AMAN: 2,8 Juta Hektare Wilayah Adat Terampas pada 2024
Buruknya hukum dan kebijakan terkait masyarakat adat ditambah minimnya pengakuan terhadap masyarakat adat dan wilayah adatnya berdampak pada meningkatnya perampasan wilayah adat, kriminalisasi dan kekerasan. Hal tersebut disampaikan Aliansi Masyarakat Adat Nusantara atau AMAN dalam acara Media Briefing peluncuran Catatan Akhir Tahun AMAN 2024 di Jakarta pada Kamis, 19 Desember 2024.
“Sepanjang tahun 2024, AMAN mencatat setidaknya terdapat 121 kasus yang telah merampas 2.824.118, 36 hektar wilayah adat di 140 komunitas masyarakat adat,” ujar Sekretaris Jenderal Aliansi Masyarakat Adat Nusantara (AMAN) Rukka Sombolinggi.
Akibatnya, berbagai konflik akibat perampasan hak masyarakat adat muncul di berbagai daerah. Sepanjang 2024 terdapat 58 konflik dengan konsesi perkebunan, 29 konflik dengan konsesi tambang, 14 konflik dengan proyek infrastruktur, 9 konflik kawasan hutan, 5 konflik dengan industri energi, 4 konflik dengan proyek pariwisata, dan 2 konflik konsesi pertanian.
Saat ini terdapat 1.499 wilayah adat di seluruh Nusantara dengan total luas mencapai 30,1 juta hektar yang telah diregistrasi oleh Badan Registrasi Wilayah Adat. Dari data tersebut, terdapat kawasan hutan yang berada dalam wilayah adat seluas 23,8 juta hektar dan konsesi yang berada di wilayah adat seluas 6,6 juta hektar.
Dari puluhan juta hektare wilayah adat tersebut hanya 4.850.689 hektar wilayah adat yang telah diakui melalui produk hukum daerah. Penetapan hutan adat lebih kecil lagi. Sampai sekarang hanya 265.250 hektar dari yang telah ditetapkan oleh pemerintah.

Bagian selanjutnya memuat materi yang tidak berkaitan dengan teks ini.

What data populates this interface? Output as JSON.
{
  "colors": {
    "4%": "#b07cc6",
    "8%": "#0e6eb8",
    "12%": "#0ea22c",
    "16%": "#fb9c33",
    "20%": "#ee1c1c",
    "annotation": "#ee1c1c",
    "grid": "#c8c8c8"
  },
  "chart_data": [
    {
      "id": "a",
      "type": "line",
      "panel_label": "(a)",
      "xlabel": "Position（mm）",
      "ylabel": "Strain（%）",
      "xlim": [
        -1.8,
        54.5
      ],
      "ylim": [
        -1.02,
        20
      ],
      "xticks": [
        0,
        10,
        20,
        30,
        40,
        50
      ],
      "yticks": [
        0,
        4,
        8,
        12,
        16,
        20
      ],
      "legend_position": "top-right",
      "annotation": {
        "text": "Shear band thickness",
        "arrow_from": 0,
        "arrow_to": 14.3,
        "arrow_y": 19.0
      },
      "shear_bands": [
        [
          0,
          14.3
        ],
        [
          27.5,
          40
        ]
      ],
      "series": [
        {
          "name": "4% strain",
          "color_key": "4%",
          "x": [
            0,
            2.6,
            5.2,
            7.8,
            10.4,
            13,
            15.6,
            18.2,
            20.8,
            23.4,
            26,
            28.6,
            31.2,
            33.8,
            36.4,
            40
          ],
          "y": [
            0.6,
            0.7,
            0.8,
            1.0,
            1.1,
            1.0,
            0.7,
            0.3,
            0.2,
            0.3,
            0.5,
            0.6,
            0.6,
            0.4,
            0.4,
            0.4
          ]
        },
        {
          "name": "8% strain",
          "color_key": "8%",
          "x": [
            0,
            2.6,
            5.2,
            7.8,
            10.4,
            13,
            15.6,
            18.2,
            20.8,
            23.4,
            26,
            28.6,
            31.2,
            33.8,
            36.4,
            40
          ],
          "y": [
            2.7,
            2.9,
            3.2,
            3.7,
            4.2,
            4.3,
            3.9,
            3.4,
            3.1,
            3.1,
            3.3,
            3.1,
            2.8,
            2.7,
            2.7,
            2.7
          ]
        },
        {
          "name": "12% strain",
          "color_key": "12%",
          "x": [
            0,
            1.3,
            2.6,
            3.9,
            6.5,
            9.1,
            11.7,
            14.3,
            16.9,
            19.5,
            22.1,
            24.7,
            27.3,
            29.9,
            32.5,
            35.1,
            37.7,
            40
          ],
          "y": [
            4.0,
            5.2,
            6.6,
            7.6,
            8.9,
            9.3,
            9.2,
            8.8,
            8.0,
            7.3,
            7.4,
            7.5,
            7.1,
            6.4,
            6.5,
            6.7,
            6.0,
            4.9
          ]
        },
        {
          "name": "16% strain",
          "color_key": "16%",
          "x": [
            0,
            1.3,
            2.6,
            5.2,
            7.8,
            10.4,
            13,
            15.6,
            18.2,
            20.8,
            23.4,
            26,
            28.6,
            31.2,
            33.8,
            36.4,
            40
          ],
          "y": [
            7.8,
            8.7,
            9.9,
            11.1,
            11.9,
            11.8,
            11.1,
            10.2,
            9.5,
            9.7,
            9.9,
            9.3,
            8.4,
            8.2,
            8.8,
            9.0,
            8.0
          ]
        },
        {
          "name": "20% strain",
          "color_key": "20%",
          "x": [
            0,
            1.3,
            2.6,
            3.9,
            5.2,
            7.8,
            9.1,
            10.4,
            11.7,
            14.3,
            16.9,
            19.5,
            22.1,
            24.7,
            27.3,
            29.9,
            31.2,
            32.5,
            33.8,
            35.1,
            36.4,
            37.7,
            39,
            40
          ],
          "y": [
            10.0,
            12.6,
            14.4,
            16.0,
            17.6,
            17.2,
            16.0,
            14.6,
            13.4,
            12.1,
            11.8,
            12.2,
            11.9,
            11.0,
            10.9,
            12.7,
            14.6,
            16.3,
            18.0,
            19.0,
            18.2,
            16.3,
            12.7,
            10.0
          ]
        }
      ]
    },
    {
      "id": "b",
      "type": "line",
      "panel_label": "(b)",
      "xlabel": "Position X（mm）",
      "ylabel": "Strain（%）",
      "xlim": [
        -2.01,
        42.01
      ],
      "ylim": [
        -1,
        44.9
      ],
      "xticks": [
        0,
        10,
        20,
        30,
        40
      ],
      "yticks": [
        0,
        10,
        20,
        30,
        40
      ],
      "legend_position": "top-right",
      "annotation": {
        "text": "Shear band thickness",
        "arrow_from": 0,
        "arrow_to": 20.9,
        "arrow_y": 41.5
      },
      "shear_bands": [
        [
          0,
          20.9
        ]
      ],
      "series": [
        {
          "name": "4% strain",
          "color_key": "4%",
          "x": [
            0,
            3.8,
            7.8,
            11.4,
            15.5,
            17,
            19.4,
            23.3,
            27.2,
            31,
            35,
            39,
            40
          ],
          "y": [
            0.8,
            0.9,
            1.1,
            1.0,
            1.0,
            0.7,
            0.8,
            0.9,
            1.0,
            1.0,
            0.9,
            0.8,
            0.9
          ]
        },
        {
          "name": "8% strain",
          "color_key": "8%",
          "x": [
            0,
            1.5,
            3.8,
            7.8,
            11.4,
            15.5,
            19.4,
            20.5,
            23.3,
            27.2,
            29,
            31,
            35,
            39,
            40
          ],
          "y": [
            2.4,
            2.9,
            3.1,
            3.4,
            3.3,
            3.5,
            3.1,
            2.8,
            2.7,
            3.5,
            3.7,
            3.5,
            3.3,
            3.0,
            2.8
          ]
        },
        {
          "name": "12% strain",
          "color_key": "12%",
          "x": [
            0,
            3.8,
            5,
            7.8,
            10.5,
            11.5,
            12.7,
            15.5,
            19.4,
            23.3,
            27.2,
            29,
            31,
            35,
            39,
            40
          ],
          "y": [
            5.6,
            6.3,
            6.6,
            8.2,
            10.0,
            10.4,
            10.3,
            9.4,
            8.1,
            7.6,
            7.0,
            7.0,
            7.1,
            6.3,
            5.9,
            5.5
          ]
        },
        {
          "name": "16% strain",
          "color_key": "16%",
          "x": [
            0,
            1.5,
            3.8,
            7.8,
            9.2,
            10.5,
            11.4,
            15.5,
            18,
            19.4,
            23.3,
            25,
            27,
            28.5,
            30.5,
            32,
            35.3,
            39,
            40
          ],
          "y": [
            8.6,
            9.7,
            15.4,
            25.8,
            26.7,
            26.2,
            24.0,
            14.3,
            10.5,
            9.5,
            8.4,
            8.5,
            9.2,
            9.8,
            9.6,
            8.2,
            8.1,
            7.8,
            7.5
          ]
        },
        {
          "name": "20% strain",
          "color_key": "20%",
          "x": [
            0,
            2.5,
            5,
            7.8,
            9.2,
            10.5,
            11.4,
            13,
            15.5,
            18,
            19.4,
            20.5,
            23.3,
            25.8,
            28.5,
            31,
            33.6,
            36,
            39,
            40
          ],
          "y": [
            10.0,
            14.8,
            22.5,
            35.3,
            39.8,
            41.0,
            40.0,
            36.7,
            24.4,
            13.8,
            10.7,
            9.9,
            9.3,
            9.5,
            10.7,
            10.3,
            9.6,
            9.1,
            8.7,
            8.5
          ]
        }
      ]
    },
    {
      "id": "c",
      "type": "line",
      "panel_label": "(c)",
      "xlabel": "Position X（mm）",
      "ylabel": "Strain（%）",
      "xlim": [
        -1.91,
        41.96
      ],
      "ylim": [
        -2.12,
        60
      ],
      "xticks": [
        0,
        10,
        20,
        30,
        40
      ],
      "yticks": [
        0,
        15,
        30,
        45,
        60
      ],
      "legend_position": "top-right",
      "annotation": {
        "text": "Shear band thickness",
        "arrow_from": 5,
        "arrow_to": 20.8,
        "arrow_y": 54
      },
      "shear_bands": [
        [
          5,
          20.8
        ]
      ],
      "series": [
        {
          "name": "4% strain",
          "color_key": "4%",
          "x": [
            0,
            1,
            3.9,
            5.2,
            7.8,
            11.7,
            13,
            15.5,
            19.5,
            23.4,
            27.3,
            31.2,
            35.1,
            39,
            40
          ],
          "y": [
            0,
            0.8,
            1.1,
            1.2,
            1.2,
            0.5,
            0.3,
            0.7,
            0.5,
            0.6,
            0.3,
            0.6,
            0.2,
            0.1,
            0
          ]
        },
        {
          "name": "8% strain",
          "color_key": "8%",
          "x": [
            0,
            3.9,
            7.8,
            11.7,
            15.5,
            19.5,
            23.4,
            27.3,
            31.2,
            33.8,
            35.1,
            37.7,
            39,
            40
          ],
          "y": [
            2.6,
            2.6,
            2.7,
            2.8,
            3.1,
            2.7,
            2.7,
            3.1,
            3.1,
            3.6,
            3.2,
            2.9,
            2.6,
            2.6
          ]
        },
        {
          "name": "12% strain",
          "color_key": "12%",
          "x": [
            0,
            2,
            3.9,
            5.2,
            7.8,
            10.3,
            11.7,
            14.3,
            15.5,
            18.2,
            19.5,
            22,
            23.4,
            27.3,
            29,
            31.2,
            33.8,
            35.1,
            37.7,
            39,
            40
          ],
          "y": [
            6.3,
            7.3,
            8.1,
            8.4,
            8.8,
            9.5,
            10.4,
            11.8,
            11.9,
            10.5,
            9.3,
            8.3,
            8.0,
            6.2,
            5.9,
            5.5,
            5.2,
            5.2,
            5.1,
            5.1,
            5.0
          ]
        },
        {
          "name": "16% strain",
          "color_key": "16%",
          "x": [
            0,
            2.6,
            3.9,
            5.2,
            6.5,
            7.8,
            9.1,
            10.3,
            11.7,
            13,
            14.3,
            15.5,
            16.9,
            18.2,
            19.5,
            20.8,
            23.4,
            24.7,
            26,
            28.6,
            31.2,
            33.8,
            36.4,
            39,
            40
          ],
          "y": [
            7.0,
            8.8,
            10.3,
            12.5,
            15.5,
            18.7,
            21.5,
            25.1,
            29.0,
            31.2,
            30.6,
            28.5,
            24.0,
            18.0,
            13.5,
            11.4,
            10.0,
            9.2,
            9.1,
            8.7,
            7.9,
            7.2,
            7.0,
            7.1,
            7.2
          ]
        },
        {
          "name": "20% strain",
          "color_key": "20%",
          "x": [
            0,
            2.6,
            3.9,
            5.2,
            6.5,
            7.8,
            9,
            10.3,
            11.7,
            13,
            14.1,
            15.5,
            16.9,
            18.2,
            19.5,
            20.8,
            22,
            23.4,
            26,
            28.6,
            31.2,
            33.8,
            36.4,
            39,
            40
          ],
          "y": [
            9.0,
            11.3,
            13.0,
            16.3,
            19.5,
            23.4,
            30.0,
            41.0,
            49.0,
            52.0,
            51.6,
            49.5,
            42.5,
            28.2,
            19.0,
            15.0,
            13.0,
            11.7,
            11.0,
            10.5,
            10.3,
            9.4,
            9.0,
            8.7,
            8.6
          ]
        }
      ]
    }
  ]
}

Padahal potensi hutan adat mencapai 23,2 juta hektar.
Sementara itu, pengakuan wilayah adat melalui kebijakan di sektor pertanahan masih menunjukkan masalah serius karena mengambilalih wewenang masyarakat adat untuk mengatur wilayah adatnya dan menghidupkan praktik domein verklaring dengan memaksakan sertifikat HPL di atas wilayah adat.
“Berdasarkan laporan dari pengurus AMAN di wilayah dan daerah, pelaksanaan Peraturan Menteri ATR/BPN Nomor 14 Tahun 2024 tentang Penyelenggaraan Administrasi Pertanahan dan Pendaftaran Tanah Ulayat Masyarakat Adat telah menimbulkan keresahan di tingkat tapak bahkan berpotensi bisa menghilangkan identitas sebagai masyarakat adat,” ujar Rukka dalam catatan akhir tahun 2024.